Artificial ecosystems created by humans to obtain agricultural products are called agrobiocenoses (agrocenoses).
Agrocenosis (Greek agros – “field”) is a community of organisms that live on agricultural lands occupied by crops or planting of cultivated plants.

Example: fields, vegetable gardens, orchards, parks, artificial pastures, flower beds, etc.

In the agrobiocenosis, the same food chains are formed as in the natural ecosystem:

  • producers (cultivated plants, weeds),
  • consumers (insects, birds, rodents, predators) and
  • decomposers (bacteria and fungi).

Man is an indispensable link in this food chain. He creates conditions for his high productivity, and then uses the crop. People get more than 90% of food from agrocenoses.

But the irrational use of fertilizers and pesticides, violations of the technology of growing plants can lead to a decrease in soil fertility, its pollution and desertification of large areas. Deforestation for the expansion of agricultural lands negatively affects the state of the biosphere.
Comparison of natural ecosystems and agrobiocenoses
Agrobiocenoses and natural ecosystems have a number of important differences.

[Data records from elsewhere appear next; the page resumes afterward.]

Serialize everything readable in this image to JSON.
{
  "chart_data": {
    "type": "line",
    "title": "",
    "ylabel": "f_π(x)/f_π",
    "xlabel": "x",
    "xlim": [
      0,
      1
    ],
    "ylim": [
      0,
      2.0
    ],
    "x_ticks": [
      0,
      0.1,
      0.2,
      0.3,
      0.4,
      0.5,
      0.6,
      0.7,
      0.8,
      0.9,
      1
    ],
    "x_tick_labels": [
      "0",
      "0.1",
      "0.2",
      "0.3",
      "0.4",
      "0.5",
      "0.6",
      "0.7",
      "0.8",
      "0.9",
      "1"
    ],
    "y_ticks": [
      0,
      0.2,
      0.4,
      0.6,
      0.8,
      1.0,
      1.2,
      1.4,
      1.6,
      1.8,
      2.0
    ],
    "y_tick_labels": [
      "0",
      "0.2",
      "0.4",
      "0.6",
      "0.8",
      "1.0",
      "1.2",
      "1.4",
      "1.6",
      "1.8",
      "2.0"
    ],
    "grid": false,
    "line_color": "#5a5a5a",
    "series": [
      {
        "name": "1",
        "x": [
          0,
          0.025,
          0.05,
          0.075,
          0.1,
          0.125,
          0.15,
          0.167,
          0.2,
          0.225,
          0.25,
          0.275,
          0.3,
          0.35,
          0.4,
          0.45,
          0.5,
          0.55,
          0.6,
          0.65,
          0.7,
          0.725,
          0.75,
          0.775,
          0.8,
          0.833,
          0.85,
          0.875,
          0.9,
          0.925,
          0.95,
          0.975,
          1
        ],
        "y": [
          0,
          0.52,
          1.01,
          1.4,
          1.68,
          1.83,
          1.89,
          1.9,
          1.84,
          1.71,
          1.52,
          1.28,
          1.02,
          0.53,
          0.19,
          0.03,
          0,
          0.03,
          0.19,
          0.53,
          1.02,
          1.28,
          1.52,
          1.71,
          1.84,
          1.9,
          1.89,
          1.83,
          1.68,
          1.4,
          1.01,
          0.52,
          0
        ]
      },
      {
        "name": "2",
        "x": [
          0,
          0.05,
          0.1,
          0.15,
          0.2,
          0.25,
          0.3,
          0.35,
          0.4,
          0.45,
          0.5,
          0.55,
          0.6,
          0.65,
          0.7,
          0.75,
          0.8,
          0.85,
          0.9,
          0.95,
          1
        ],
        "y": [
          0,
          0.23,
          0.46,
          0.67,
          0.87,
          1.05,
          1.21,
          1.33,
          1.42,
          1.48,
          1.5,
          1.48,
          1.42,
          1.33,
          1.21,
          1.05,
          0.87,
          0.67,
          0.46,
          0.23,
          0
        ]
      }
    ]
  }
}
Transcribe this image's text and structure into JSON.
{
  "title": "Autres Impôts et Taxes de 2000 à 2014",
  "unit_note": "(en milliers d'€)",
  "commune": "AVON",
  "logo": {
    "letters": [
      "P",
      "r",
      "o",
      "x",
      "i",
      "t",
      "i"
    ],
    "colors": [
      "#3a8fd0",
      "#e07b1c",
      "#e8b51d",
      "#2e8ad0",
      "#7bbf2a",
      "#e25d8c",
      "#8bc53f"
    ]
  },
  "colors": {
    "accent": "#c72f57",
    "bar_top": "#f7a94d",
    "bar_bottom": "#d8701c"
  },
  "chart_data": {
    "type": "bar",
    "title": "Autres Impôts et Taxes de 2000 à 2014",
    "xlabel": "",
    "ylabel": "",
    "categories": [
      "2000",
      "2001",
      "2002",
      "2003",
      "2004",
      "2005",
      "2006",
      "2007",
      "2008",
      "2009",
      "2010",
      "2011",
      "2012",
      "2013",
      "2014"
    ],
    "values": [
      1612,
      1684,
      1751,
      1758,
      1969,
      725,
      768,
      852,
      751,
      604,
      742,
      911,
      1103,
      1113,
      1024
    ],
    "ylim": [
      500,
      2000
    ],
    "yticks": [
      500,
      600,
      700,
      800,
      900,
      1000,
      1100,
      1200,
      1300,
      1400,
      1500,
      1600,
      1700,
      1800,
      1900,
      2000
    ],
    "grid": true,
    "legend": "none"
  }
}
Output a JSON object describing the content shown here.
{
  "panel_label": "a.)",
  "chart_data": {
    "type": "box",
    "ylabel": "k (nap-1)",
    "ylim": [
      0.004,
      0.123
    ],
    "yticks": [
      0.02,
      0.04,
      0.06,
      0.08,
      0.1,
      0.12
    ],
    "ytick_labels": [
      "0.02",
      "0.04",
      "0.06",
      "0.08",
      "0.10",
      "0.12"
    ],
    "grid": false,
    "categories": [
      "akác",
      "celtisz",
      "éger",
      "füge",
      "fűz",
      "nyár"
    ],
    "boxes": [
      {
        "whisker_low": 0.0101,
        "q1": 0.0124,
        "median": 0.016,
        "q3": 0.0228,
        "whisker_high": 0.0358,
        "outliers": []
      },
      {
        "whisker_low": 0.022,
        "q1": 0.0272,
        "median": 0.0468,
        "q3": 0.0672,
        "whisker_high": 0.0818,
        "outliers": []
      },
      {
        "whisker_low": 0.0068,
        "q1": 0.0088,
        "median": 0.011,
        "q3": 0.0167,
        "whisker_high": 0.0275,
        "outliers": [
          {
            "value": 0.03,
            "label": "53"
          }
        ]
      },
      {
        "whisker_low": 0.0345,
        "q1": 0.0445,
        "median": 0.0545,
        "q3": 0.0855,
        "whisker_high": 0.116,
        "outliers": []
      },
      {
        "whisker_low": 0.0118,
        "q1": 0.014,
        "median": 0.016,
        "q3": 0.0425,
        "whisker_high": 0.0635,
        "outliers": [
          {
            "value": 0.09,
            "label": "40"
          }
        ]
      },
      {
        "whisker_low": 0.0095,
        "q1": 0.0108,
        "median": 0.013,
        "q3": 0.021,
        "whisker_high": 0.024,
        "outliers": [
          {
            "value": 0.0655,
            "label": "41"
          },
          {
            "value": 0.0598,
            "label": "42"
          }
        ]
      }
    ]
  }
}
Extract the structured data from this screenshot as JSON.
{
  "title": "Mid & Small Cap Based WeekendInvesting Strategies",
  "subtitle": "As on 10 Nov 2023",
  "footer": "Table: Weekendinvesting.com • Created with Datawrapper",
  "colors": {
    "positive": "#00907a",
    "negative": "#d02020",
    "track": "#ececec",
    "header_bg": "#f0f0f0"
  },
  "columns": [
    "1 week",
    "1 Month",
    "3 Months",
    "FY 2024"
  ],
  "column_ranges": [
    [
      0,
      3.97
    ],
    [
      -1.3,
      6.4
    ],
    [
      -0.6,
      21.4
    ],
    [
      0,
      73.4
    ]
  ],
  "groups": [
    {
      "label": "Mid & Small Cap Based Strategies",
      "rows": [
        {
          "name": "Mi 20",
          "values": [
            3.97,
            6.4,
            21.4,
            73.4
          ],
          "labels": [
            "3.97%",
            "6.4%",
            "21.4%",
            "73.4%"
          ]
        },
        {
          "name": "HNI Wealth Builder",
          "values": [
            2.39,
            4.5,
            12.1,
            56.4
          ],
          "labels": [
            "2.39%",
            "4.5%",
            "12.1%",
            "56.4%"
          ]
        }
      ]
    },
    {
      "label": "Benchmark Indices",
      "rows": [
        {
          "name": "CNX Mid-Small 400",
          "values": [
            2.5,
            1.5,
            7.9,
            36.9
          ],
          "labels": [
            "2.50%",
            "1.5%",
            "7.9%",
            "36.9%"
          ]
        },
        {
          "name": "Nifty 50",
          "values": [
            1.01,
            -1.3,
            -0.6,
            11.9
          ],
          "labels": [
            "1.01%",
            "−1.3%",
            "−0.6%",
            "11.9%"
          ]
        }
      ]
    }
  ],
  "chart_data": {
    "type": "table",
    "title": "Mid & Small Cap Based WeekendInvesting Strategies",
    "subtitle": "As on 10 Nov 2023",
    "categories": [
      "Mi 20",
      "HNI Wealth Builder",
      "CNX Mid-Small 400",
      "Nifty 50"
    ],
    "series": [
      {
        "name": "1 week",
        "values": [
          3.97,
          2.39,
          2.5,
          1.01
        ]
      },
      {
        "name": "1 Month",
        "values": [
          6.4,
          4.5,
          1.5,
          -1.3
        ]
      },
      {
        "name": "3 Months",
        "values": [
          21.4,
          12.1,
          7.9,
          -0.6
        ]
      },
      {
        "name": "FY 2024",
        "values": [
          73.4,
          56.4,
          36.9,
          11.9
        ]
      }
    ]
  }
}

Natural communities are characterized by resilience.
The ecological sustainability of artificial ecosystems is negligible.

Example: without constant human intervention, fields sown with cereals or vegetables are overgrown with weeds within a year, orchards can exist for no more than 20 years.

Natural biocenoses receive energy only from the Sun.
Agrocenoses receive the energy of the Sun, as well as the energy that a person spends on cultivating the soil, feeding and weeding plants, protecting against diseases, etc.

In a natural ecosystem, the cycle of substances is complete and closed. All primary plant products are used by consumers and decomposers and are converted into minerals, which are again involved in a new cycle.
In agrobiocenosis, the circulation of substances is incomplete and unclosed, since a person withdraws the bulk of the production for his needs.

Agrobiocenosis cannot exist without constant human intervention in the form of soil cultivation, fertilization and disease control.